Misfits: Series 3.2
When I prepared to watch Misfits last night, without a lot in the way of hope for it given the trailer, I have to say that I wasn’t filled with joy at spending the next hour in the company of Super-Skins. However, in a turn up for the books, not only was this a rude, irreverent and amusing episode, it also featured some actual character development! We haven’t seen this since the first series, as the writers just pushed the Asbo five around having their various characters serve the plot, and behave in only such a way that the narrative demanded for the last 8 episodes.
This time around though, someone, somewhere, put some thought into one of the original 5 and managed to actually write a convincing (albeit smutty) character change for him.
This is a Curtis episode. This is not usually a very exciting prospect, as Curtis is far and away the most punchable of the 4 long term members. He’s an annoying, stupid, mopy sack of cocks that blew a promising athletic career for the most shallow of reasons. His entire purpose up until now was to call Nathan a prick and struggle with his power. However, it turns out that there’s a reason that he’s been such a grumpy guts: he lived to be a professional athlete and obviously being a convicted dealer has fucked that for him completely.

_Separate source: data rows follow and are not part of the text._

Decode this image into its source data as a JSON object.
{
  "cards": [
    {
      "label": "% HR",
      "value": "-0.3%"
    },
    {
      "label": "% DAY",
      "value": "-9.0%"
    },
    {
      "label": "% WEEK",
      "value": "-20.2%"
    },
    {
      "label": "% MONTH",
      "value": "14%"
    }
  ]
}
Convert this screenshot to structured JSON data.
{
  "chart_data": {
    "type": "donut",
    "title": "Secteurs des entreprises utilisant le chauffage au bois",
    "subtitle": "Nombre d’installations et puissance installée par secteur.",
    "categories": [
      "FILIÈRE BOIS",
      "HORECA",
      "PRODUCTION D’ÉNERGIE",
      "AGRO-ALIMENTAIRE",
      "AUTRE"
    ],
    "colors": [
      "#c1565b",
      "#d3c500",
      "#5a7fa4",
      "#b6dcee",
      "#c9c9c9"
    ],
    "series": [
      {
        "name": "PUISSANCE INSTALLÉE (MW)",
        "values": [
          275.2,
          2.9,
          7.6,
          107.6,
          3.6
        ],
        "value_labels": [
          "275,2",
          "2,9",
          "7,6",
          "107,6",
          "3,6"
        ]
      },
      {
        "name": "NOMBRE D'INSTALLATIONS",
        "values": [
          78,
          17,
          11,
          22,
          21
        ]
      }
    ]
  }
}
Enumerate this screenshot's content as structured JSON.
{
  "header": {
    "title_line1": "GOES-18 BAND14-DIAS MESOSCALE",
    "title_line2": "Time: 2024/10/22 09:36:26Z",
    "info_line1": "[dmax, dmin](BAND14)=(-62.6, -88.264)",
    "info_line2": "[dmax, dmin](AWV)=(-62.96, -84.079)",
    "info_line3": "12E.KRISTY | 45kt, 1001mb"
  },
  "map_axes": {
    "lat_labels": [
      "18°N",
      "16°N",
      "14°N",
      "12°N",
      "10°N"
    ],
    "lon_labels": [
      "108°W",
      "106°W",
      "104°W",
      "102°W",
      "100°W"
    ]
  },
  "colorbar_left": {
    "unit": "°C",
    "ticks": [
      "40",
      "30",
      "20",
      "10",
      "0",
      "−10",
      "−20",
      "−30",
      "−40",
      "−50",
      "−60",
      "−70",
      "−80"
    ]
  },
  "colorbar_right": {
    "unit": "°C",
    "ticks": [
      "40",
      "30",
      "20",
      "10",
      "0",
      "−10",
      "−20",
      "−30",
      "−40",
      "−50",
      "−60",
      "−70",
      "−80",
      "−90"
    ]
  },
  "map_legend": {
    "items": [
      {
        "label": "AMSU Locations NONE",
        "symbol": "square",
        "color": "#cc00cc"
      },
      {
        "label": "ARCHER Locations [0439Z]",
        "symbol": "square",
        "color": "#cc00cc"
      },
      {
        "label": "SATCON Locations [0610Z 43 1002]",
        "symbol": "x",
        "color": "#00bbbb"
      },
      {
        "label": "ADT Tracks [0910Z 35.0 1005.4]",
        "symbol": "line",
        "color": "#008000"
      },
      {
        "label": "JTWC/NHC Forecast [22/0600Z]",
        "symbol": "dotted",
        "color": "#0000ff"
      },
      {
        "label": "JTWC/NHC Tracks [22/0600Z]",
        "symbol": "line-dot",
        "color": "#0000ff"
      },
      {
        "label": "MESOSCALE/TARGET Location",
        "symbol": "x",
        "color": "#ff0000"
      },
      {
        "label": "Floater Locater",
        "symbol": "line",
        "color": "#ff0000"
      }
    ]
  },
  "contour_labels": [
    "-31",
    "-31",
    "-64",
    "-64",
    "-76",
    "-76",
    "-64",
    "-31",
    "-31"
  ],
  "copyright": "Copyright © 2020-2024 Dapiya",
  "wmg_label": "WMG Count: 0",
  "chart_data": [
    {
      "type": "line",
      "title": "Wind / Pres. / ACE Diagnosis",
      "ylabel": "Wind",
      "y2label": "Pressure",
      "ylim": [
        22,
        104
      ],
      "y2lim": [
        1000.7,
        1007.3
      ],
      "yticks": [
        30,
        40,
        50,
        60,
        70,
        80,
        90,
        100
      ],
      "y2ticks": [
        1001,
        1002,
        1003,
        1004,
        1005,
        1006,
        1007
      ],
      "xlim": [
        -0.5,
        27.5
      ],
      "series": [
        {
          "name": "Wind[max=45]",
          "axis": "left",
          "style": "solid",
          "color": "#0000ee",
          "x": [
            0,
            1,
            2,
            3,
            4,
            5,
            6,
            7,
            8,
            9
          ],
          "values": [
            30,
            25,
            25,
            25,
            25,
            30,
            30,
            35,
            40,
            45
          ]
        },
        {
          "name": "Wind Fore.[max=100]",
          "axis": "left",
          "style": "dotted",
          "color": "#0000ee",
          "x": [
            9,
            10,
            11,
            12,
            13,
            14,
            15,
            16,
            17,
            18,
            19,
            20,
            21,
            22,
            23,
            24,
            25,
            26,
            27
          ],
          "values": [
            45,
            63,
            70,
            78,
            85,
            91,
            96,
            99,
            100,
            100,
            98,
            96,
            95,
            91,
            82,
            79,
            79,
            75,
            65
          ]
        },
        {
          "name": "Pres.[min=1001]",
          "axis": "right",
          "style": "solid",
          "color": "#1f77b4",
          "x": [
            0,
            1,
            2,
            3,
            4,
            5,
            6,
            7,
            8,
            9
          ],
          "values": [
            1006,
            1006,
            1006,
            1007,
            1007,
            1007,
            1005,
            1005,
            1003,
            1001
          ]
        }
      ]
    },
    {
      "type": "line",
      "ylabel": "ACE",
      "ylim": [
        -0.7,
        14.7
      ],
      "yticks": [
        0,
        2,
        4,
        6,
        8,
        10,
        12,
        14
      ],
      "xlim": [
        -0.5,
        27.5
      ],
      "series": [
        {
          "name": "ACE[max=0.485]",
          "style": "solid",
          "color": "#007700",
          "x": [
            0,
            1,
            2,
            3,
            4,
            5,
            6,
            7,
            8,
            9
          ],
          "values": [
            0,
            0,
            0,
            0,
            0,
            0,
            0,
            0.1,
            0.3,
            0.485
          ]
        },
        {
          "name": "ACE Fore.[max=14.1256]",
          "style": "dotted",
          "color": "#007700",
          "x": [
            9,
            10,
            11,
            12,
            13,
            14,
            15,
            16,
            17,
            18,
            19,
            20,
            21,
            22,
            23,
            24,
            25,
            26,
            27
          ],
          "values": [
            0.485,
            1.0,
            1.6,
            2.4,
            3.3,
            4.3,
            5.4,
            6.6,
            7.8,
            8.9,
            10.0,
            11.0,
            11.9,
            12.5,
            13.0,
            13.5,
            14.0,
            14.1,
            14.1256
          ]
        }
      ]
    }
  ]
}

Alright, that’s a bit simplistic, but you can see where they’re going with it.
This episode opens with Curtis (Nathan Stewart-Jarrett) coming to terms with his power: he’s got the ability to transform, complete with accurate genitalia, into a woman. Early on in this episode he hooks up with piece of posh filth Emma. He’s on cloud 9, thinking he’s got a new girlfriend etc. However, one day, while training as Mel (Kehinde Fadipe, who looks uncannily like NSJ)-by the way this confirms it: Curtis now has the power of Caster Semanya (hehehehehehe)- he bumps into Emma and they talk about “Curtis” and his dismal and embarrassing performance in the sack, comes complete with her Point of View shots of the event. Apparently, he’s fucking hopeless, and a self-absorbed misery guts as well. To be fair, I could have told them the latter a long time ago. So, a suitably chastened Curtis knuckles down and takes his training as Mel far more seriously. (S)he makes friends with Emma, and eventually, the two become lovers. Cue a series of disasters involving a sleazy coach + Rohypnol, and all hell breaks loose.
Firstly, this was the best writing since the first series. Curtis actually, for legitimate and properly thought out reasons, developed as a character. Admittedly, they were retreading Nathan’s misogyny storyline from the first series, but that was the single best episode that I’ve seen so far. The attempted dead horsing of Mel by the sweaty pervert was squirm inducing, but genuinely funny, and Mel’s explosion at all the blokes for being sexist, boob obsessed pigs was worth the price of admission by itself. The eventual denouement was also highly, highly satisfying and all in all, this was a well thought out episode.
One facet of the writing that Misfits has struggled with recently was how to use the super-confident rude one. Sheehan did a good job but each episode came to be obsessed with his crudeness. Rudy (Joe Gilgun) is clearly the Nathan substitute, but not only is Gilgun a better actor than Sheehan, he’s also used in a far more clever way. Instead of each episode being a series of cock-gags, Rudy pops up occasionally, says something disgusting (“as brutal as fisting a lamb” was a great line) or does something gross to induce the horror of everyone else. He then buggers off to peals of laughter, but the joke is always on him. To be fair to Rudy, he knows this, and is brazenly unrepentant about his behaviour. This time around, for example, the pube stuck in throat gag was genuinely funny, and listening to Gilgun clown it up focusing the laughter at him while revelling in it was a treat.
Complaints time: there was absolutely no point Antonia Thomas, Iwan Rheon or Lauren Socha being in this episode, and it did reduce them to cameo status. This is meant to be a team dynamic, and I would prefer it stayed that way, rather than Socha following the power-dealer around (although I do appreciate the effort to improve her power). I suppose this is an attempt to build the overall series arc, but it came away as extraneous. Socha, actually, was on quite good form here, but my Christ she’s put on weight over the last few years. Thomas and Rheon on the other hand, only existed to inform Curtis/ Mel of things He/She needed to know for the next section of the plot- although Rudy’s face when finding out where the pube came from was probably worth Simon’s presence in the episode. Finally, I’m not looking forward to the next episode, which looks like a horrible extended soap opera. Mind you, this one did too.
Overall, this was the best episode since the first series. I’m going to give it 3 Superhoodies out of 4, because this was genuinely laugh out loud funny on occasion, and reminded me enough of why I watch this series to keep me going over the inevitable soap-opera drivel of Simon and Alicia next week. Nevertheless, it wasn’t perfect, and I still get the feeling that there is literally no point to this being a super power series. However, if they can keep this standard of comedy up, then they might just get away with it. I am really looking forward to the Kelly episode when it comes.